A nova lei, aprovada por unanimidade no Parlamento italiano, entrou em vigor e altera o Código Penal do país. A partir de agora, quem matar uma mulher por razões de gênero poderá ser condenado automaticamente à prisão perpétua. Sem brechas. Sem suavizações.
Mas a pergunta que ecoa daqui do Brasil é direta:
Quando teremos coragem de avançar ainda mais?
O QUE MUDOU NA ITÁLIA?
Antes, o assassinato de mulheres era tratado como homicídio comum. Dependendo da situação — como no caso de ex-companheiros — a pena poderia chegar a 30 anos. Havia agravantes, sim. Mas também existia a possibilidade de condenações mais brandas.
Agora não.
Com a nova legislação, o feminicídio passa a ter artigo próprio no Código Penal italiano e a punição máxima prevista é a prisão perpétua.
Segundo o juiz Valerio De Gioia, que participou dos debates no Parlamento, a mudança busca impedir que a punição seja menor que a gravidade do crime. Ele reconhece que a lei pode não reduzir imediatamente os números, mas reforça: a mensagem é clara — o Estado não tolera feminicídio.
OS NÚMEROS ASSUSTAM
Dados do Instituto Nacional de Estatística da Itália mostram que, embora os homicídios tenham caído desde os anos 1990, os feminicídios continuam altos.
Em 2024, 106 mulheres foram assassinadas — um caso a cada três dias.
Esses crimes representaram 32% do total de homicídios no país.
E há um dado ainda mais alarmante: uma em cada três mulheres italianas já sofreu violência física ou sexual.
O caso da jovem Giulia Cecchettin, morta pelo ex-namorado em 2023, provocou comoção nacional e levou milhares às ruas.
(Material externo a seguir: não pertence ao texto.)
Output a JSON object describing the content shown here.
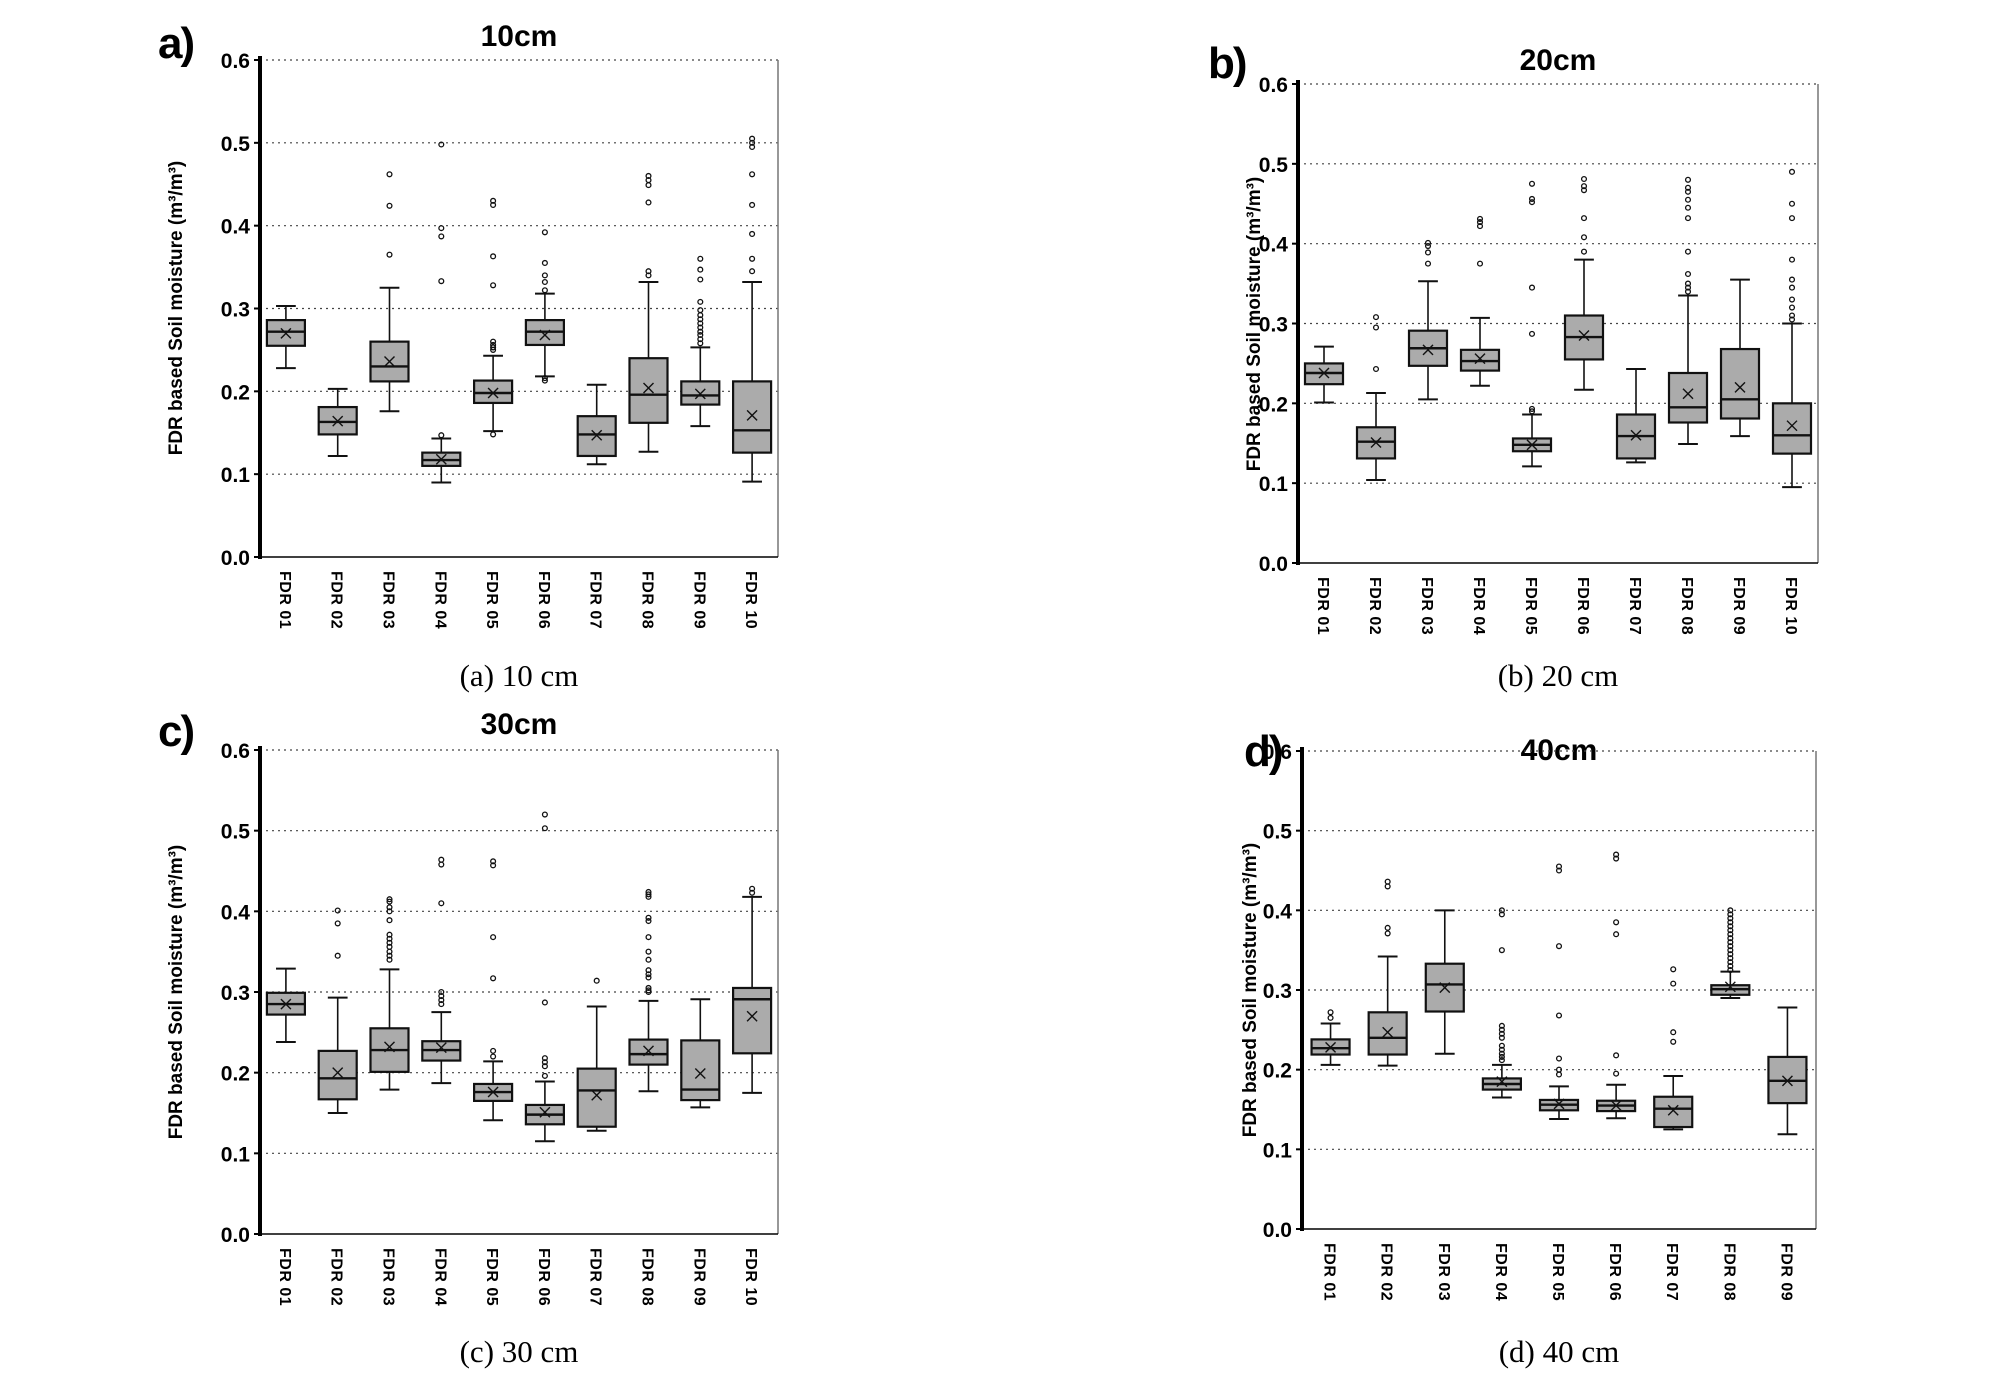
{
  "figure": {
    "background": "#ffffff",
    "y_axis_label": "FDR based Soil moisture (m³/m³)",
    "ytick_labels": [
      "0.0",
      "0.1",
      "0.2",
      "0.3",
      "0.4",
      "0.5",
      "0.6"
    ]
  },
  "colors": {
    "box_fill": "#ababab",
    "box_stroke": "#111111",
    "grid": "#444444",
    "axis": "#000000",
    "border": "#777777"
  },
  "chart_data": [
    {
      "type": "box",
      "panel_label": "a)",
      "title": "10cm",
      "caption": "(a) 10 cm",
      "ylabel": "FDR based Soil moisture (m³/m³)",
      "xlabel": "",
      "ylim": [
        0.0,
        0.6
      ],
      "ytick_labels": [
        "0.0",
        "0.1",
        "0.2",
        "0.3",
        "0.4",
        "0.5",
        "0.6"
      ],
      "grid": "horizontal-dashed",
      "categories": [
        "FDR 01",
        "FDR 02",
        "FDR 03",
        "FDR 04",
        "FDR 05",
        "FDR 06",
        "FDR 07",
        "FDR 08",
        "FDR 09",
        "FDR 10"
      ],
      "boxes": [
        {
          "label": "FDR 01",
          "whisker_low": 0.228,
          "q1": 0.255,
          "median": 0.272,
          "q3": 0.286,
          "whisker_high": 0.303,
          "mean": 0.27,
          "outliers": []
        },
        {
          "label": "FDR 02",
          "whisker_low": 0.122,
          "q1": 0.148,
          "median": 0.163,
          "q3": 0.181,
          "whisker_high": 0.203,
          "mean": 0.164,
          "outliers": []
        },
        {
          "label": "FDR 03",
          "whisker_low": 0.176,
          "q1": 0.212,
          "median": 0.23,
          "q3": 0.26,
          "whisker_high": 0.325,
          "mean": 0.236,
          "outliers": [
            0.365,
            0.424,
            0.462
          ]
        },
        {
          "label": "FDR 04",
          "whisker_low": 0.09,
          "q1": 0.11,
          "median": 0.117,
          "q3": 0.126,
          "whisker_high": 0.143,
          "mean": 0.118,
          "outliers": [
            0.147,
            0.333,
            0.387,
            0.397,
            0.498
          ]
        },
        {
          "label": "FDR 05",
          "whisker_low": 0.152,
          "q1": 0.186,
          "median": 0.198,
          "q3": 0.213,
          "whisker_high": 0.243,
          "mean": 0.198,
          "outliers": [
            0.148,
            0.25,
            0.253,
            0.256,
            0.26,
            0.328,
            0.363,
            0.425,
            0.43
          ]
        },
        {
          "label": "FDR 06",
          "whisker_low": 0.218,
          "q1": 0.256,
          "median": 0.272,
          "q3": 0.286,
          "whisker_high": 0.318,
          "mean": 0.268,
          "outliers": [
            0.213,
            0.216,
            0.322,
            0.332,
            0.34,
            0.355,
            0.392
          ]
        },
        {
          "label": "FDR 07",
          "whisker_low": 0.112,
          "q1": 0.122,
          "median": 0.148,
          "q3": 0.17,
          "whisker_high": 0.208,
          "mean": 0.147,
          "outliers": []
        },
        {
          "label": "FDR 08",
          "whisker_low": 0.127,
          "q1": 0.162,
          "median": 0.196,
          "q3": 0.24,
          "whisker_high": 0.332,
          "mean": 0.204,
          "outliers": [
            0.34,
            0.345,
            0.428,
            0.449,
            0.455,
            0.46
          ]
        },
        {
          "label": "FDR 09",
          "whisker_low": 0.158,
          "q1": 0.184,
          "median": 0.195,
          "q3": 0.212,
          "whisker_high": 0.253,
          "mean": 0.197,
          "outliers": [
            0.258,
            0.263,
            0.268,
            0.272,
            0.277,
            0.282,
            0.287,
            0.292,
            0.298,
            0.308,
            0.335,
            0.347,
            0.36
          ]
        },
        {
          "label": "FDR 10",
          "whisker_low": 0.091,
          "q1": 0.126,
          "median": 0.153,
          "q3": 0.212,
          "whisker_high": 0.332,
          "mean": 0.171,
          "outliers": [
            0.345,
            0.36,
            0.39,
            0.425,
            0.462,
            0.495,
            0.5,
            0.505
          ]
        }
      ]
    },
    {
      "type": "box",
      "panel_label": "b)",
      "title": "20cm",
      "caption": "(b) 20 cm",
      "ylabel": "FDR based Soil moisture (m³/m³)",
      "xlabel": "",
      "ylim": [
        0.0,
        0.6
      ],
      "ytick_labels": [
        "0.0",
        "0.1",
        "0.2",
        "0.3",
        "0.4",
        "0.5",
        "0.6"
      ],
      "grid": "horizontal-dashed",
      "categories": [
        "FDR 01",
        "FDR 02",
        "FDR 03",
        "FDR 04",
        "FDR 05",
        "FDR 06",
        "FDR 07",
        "FDR 08",
        "FDR 09",
        "FDR 10"
      ],
      "boxes": [
        {
          "label": "FDR 01",
          "whisker_low": 0.201,
          "q1": 0.224,
          "median": 0.238,
          "q3": 0.25,
          "whisker_high": 0.271,
          "mean": 0.238,
          "outliers": []
        },
        {
          "label": "FDR 02",
          "whisker_low": 0.104,
          "q1": 0.131,
          "median": 0.152,
          "q3": 0.17,
          "whisker_high": 0.213,
          "mean": 0.151,
          "outliers": [
            0.243,
            0.295,
            0.308
          ]
        },
        {
          "label": "FDR 03",
          "whisker_low": 0.205,
          "q1": 0.247,
          "median": 0.269,
          "q3": 0.291,
          "whisker_high": 0.353,
          "mean": 0.267,
          "outliers": [
            0.375,
            0.389,
            0.397,
            0.401
          ]
        },
        {
          "label": "FDR 04",
          "whisker_low": 0.222,
          "q1": 0.241,
          "median": 0.253,
          "q3": 0.267,
          "whisker_high": 0.307,
          "mean": 0.256,
          "outliers": [
            0.375,
            0.422,
            0.427,
            0.431
          ]
        },
        {
          "label": "FDR 05",
          "whisker_low": 0.121,
          "q1": 0.14,
          "median": 0.148,
          "q3": 0.156,
          "whisker_high": 0.186,
          "mean": 0.148,
          "outliers": [
            0.19,
            0.193,
            0.287,
            0.345,
            0.452,
            0.456,
            0.475
          ]
        },
        {
          "label": "FDR 06",
          "whisker_low": 0.217,
          "q1": 0.255,
          "median": 0.283,
          "q3": 0.31,
          "whisker_high": 0.38,
          "mean": 0.285,
          "outliers": [
            0.39,
            0.408,
            0.432,
            0.467,
            0.472,
            0.481
          ]
        },
        {
          "label": "FDR 07",
          "whisker_low": 0.126,
          "q1": 0.131,
          "median": 0.159,
          "q3": 0.186,
          "whisker_high": 0.243,
          "mean": 0.16,
          "outliers": []
        },
        {
          "label": "FDR 08",
          "whisker_low": 0.149,
          "q1": 0.176,
          "median": 0.195,
          "q3": 0.238,
          "whisker_high": 0.335,
          "mean": 0.212,
          "outliers": [
            0.34,
            0.345,
            0.35,
            0.362,
            0.39,
            0.432,
            0.445,
            0.455,
            0.465,
            0.47,
            0.48
          ]
        },
        {
          "label": "FDR 09",
          "whisker_low": 0.159,
          "q1": 0.181,
          "median": 0.205,
          "q3": 0.268,
          "whisker_high": 0.355,
          "mean": 0.22,
          "outliers": []
        },
        {
          "label": "FDR 10",
          "whisker_low": 0.095,
          "q1": 0.137,
          "median": 0.16,
          "q3": 0.2,
          "whisker_high": 0.3,
          "mean": 0.172,
          "outliers": [
            0.305,
            0.31,
            0.32,
            0.33,
            0.345,
            0.355,
            0.38,
            0.432,
            0.45,
            0.49
          ]
        }
      ]
    },
    {
      "type": "box",
      "panel_label": "c)",
      "title": "30cm",
      "caption": "(c) 30 cm",
      "ylabel": "FDR based Soil moisture (m³/m³)",
      "xlabel": "",
      "ylim": [
        0.0,
        0.6
      ],
      "ytick_labels": [
        "0.0",
        "0.1",
        "0.2",
        "0.3",
        "0.4",
        "0.5",
        "0.6"
      ],
      "grid": "horizontal-dashed",
      "categories": [
        "FDR 01",
        "FDR 02",
        "FDR 03",
        "FDR 04",
        "FDR 05",
        "FDR 06",
        "FDR 07",
        "FDR 08",
        "FDR 09",
        "FDR 10"
      ],
      "boxes": [
        {
          "label": "FDR 01",
          "whisker_low": 0.238,
          "q1": 0.272,
          "median": 0.285,
          "q3": 0.299,
          "whisker_high": 0.329,
          "mean": 0.285,
          "outliers": []
        },
        {
          "label": "FDR 02",
          "whisker_low": 0.15,
          "q1": 0.167,
          "median": 0.193,
          "q3": 0.227,
          "whisker_high": 0.293,
          "mean": 0.2,
          "outliers": [
            0.345,
            0.385,
            0.401
          ]
        },
        {
          "label": "FDR 03",
          "whisker_low": 0.179,
          "q1": 0.201,
          "median": 0.228,
          "q3": 0.255,
          "whisker_high": 0.328,
          "mean": 0.232,
          "outliers": [
            0.34,
            0.345,
            0.35,
            0.356,
            0.361,
            0.366,
            0.371,
            0.389,
            0.4,
            0.405,
            0.412,
            0.415
          ]
        },
        {
          "label": "FDR 04",
          "whisker_low": 0.187,
          "q1": 0.215,
          "median": 0.228,
          "q3": 0.239,
          "whisker_high": 0.275,
          "mean": 0.231,
          "outliers": [
            0.285,
            0.29,
            0.295,
            0.3,
            0.41,
            0.458,
            0.464
          ]
        },
        {
          "label": "FDR 05",
          "whisker_low": 0.141,
          "q1": 0.165,
          "median": 0.176,
          "q3": 0.186,
          "whisker_high": 0.214,
          "mean": 0.176,
          "outliers": [
            0.22,
            0.227,
            0.317,
            0.368,
            0.457,
            0.462
          ]
        },
        {
          "label": "FDR 06",
          "whisker_low": 0.115,
          "q1": 0.136,
          "median": 0.148,
          "q3": 0.16,
          "whisker_high": 0.189,
          "mean": 0.151,
          "outliers": [
            0.196,
            0.208,
            0.213,
            0.218,
            0.287,
            0.503,
            0.52
          ]
        },
        {
          "label": "FDR 07",
          "whisker_low": 0.128,
          "q1": 0.133,
          "median": 0.178,
          "q3": 0.205,
          "whisker_high": 0.282,
          "mean": 0.172,
          "outliers": [
            0.314
          ]
        },
        {
          "label": "FDR 08",
          "whisker_low": 0.177,
          "q1": 0.21,
          "median": 0.223,
          "q3": 0.241,
          "whisker_high": 0.289,
          "mean": 0.227,
          "outliers": [
            0.3,
            0.302,
            0.305,
            0.318,
            0.322,
            0.327,
            0.34,
            0.35,
            0.368,
            0.388,
            0.392,
            0.418,
            0.421,
            0.424
          ]
        },
        {
          "label": "FDR 09",
          "whisker_low": 0.157,
          "q1": 0.166,
          "median": 0.179,
          "q3": 0.24,
          "whisker_high": 0.291,
          "mean": 0.199,
          "outliers": []
        },
        {
          "label": "FDR 10",
          "whisker_low": 0.175,
          "q1": 0.224,
          "median": 0.291,
          "q3": 0.305,
          "whisker_high": 0.418,
          "mean": 0.27,
          "outliers": [
            0.423,
            0.428
          ]
        }
      ]
    },
    {
      "type": "box",
      "panel_label": "d)",
      "title": "40cm",
      "caption": "(d) 40 cm",
      "ylabel": "FDR based Soil moisture (m³/m³)",
      "xlabel": "",
      "ylim": [
        0.0,
        0.6
      ],
      "ytick_labels": [
        "0.0",
        "0.1",
        "0.2",
        "0.3",
        "0.4",
        "0.5",
        "0.6"
      ],
      "grid": "horizontal-dashed",
      "categories": [
        "FDR 01",
        "FDR 02",
        "FDR 03",
        "FDR 04",
        "FDR 05",
        "FDR 06",
        "FDR 07",
        "FDR 08",
        "FDR 09"
      ],
      "boxes": [
        {
          "label": "FDR 01",
          "whisker_low": 0.206,
          "q1": 0.219,
          "median": 0.227,
          "q3": 0.238,
          "whisker_high": 0.258,
          "mean": 0.228,
          "outliers": [
            0.265,
            0.272
          ]
        },
        {
          "label": "FDR 02",
          "whisker_low": 0.205,
          "q1": 0.219,
          "median": 0.24,
          "q3": 0.272,
          "whisker_high": 0.342,
          "mean": 0.247,
          "outliers": [
            0.371,
            0.378,
            0.43,
            0.436
          ]
        },
        {
          "label": "FDR 03",
          "whisker_low": 0.22,
          "q1": 0.273,
          "median": 0.307,
          "q3": 0.333,
          "whisker_high": 0.4,
          "mean": 0.303,
          "outliers": []
        },
        {
          "label": "FDR 04",
          "whisker_low": 0.165,
          "q1": 0.175,
          "median": 0.182,
          "q3": 0.189,
          "whisker_high": 0.206,
          "mean": 0.185,
          "outliers": [
            0.212,
            0.216,
            0.22,
            0.225,
            0.23,
            0.24,
            0.245,
            0.25,
            0.255,
            0.35,
            0.395,
            0.4
          ]
        },
        {
          "label": "FDR 05",
          "whisker_low": 0.138,
          "q1": 0.149,
          "median": 0.156,
          "q3": 0.162,
          "whisker_high": 0.179,
          "mean": 0.157,
          "outliers": [
            0.194,
            0.2,
            0.214,
            0.268,
            0.355,
            0.45,
            0.455
          ]
        },
        {
          "label": "FDR 06",
          "whisker_low": 0.139,
          "q1": 0.148,
          "median": 0.155,
          "q3": 0.161,
          "whisker_high": 0.181,
          "mean": 0.155,
          "outliers": [
            0.195,
            0.218,
            0.37,
            0.385,
            0.465,
            0.47
          ]
        },
        {
          "label": "FDR 07",
          "whisker_low": 0.125,
          "q1": 0.128,
          "median": 0.151,
          "q3": 0.166,
          "whisker_high": 0.192,
          "mean": 0.149,
          "outliers": [
            0.235,
            0.247,
            0.308,
            0.326
          ]
        },
        {
          "label": "FDR 08",
          "whisker_low": 0.29,
          "q1": 0.294,
          "median": 0.301,
          "q3": 0.306,
          "whisker_high": 0.323,
          "mean": 0.304,
          "outliers": [
            0.325,
            0.33,
            0.335,
            0.34,
            0.345,
            0.35,
            0.355,
            0.36,
            0.365,
            0.37,
            0.375,
            0.38,
            0.385,
            0.39,
            0.395,
            0.4
          ]
        },
        {
          "label": "FDR 09",
          "whisker_low": 0.119,
          "q1": 0.158,
          "median": 0.186,
          "q3": 0.216,
          "whisker_high": 0.278,
          "mean": 0.186,
          "outliers": []
        }
      ]
    }
  ]
}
Ela virou símbolo de uma geração que não aceita mais viver com medo.
E O BRASIL?
O Brasil tipificou o feminicídio em 2015. Foi um avanço importante. Mas será que é suficiente?
Quantas mulheres ainda morrem mesmo tendo medida protetiva?
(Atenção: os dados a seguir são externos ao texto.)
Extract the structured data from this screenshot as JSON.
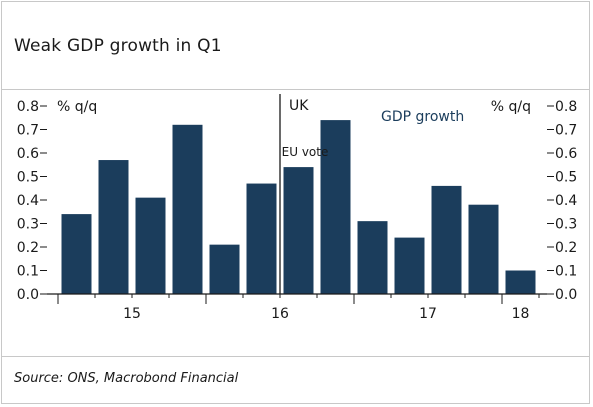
{
  "title": "Weak GDP growth in Q1",
  "source": "Source: ONS, Macrobond Financial",
  "chart_data": {
    "type": "bar",
    "series": [
      {
        "name": "GDP growth",
        "color": "#1b3d5c",
        "values": [
          0.34,
          0.57,
          0.41,
          0.72,
          0.21,
          0.47,
          0.54,
          0.74,
          0.31,
          0.24,
          0.46,
          0.38,
          0.1
        ]
      }
    ],
    "quarters": [
      "2015Q1",
      "2015Q2",
      "2015Q3",
      "2015Q4",
      "2016Q1",
      "2016Q2",
      "2016Q3",
      "2016Q4",
      "2017Q1",
      "2017Q2",
      "2017Q3",
      "2017Q4",
      "2018Q1"
    ],
    "x_tick_labels": [
      "15",
      "16",
      "17",
      "18"
    ],
    "ylim": [
      0,
      0.8
    ],
    "y_ticks": [
      "0.0",
      "0.1",
      "0.2",
      "0.3",
      "0.4",
      "0.5",
      "0.6",
      "0.7",
      "0.8"
    ],
    "ylabel_left": "% q/q",
    "ylabel_right": "% q/q",
    "legend_label": "GDP growth",
    "annotation": {
      "label_top": "UK",
      "label_bottom": "EU vote",
      "after_quarter": "2016Q2"
    },
    "grid": false
  }
}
Quantos agressores reincidem?
Quantas famílias vivem com medo de denunciar?
Endurecer penas resolve tudo? Não.
Mas leis mais rígidas podem fortalecer a sensação de justiça e transmitir um recado claro: a vida da mulher tem valor.
Por outro lado, especialistas lembram que punição sem prevenção não salva vidas sozinha. É preciso investir em educação, campanhas nas escolas, acolhimento psicológico, delegacias especializadas, agilidade judicial e proteção real às vítimas.
Lei dura é importante.
Mas política pública eficaz é essencial.
VIOLÊNCIA CONTRA BRASILEIRAS NA ITÁLIA
Segundo dados divulgados pelo Itamaraty, a Itália é o terceiro país com maior número de registros de violência de gênero contra brasileiras.
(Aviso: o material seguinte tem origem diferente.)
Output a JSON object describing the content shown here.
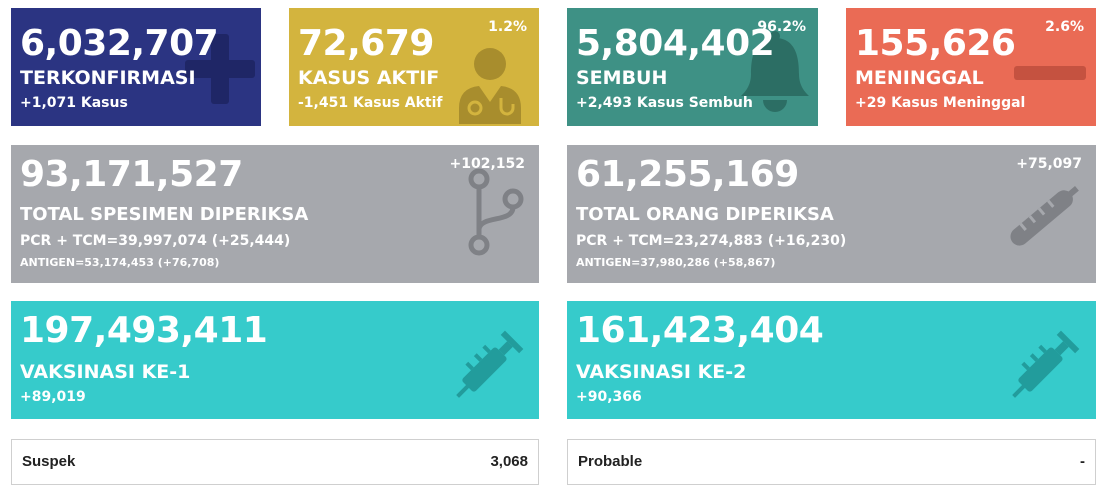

Casos como o de Sueli Barbosa e Jessica Stapazzolo chocaram a comunidade brasileira na Europa. Mesmo com prisões realizadas, os crimes anteriores à nova lei serão julgados pelas regras antigas.
Isso mostra uma verdade incômoda: a mudança na lei é urgente, mas sempre chega depois da dor.
CORAGEM POLÍTICA OU DISCURSO?
Quando o Brasil vai discutir com seriedade a eficácia das punições?
Quando o Congresso vai tratar o feminicídio como prioridade absoluta, sem disputas ideológicas?
A sociedade italiana pressionou. Protestou. Foi às ruas.
E conseguiu uma resposta legislativa unânime.
Aqui, a pergunta é outra:
Estamos pressionando o suficiente?
Porque enquanto discutimos, mulheres continuam morrendo.
⚖️ Prender para sempre resolve?
📚 Educar transforma?
🚔 Fiscalizar protege?
Talvez a resposta esteja na soma de tudo isso.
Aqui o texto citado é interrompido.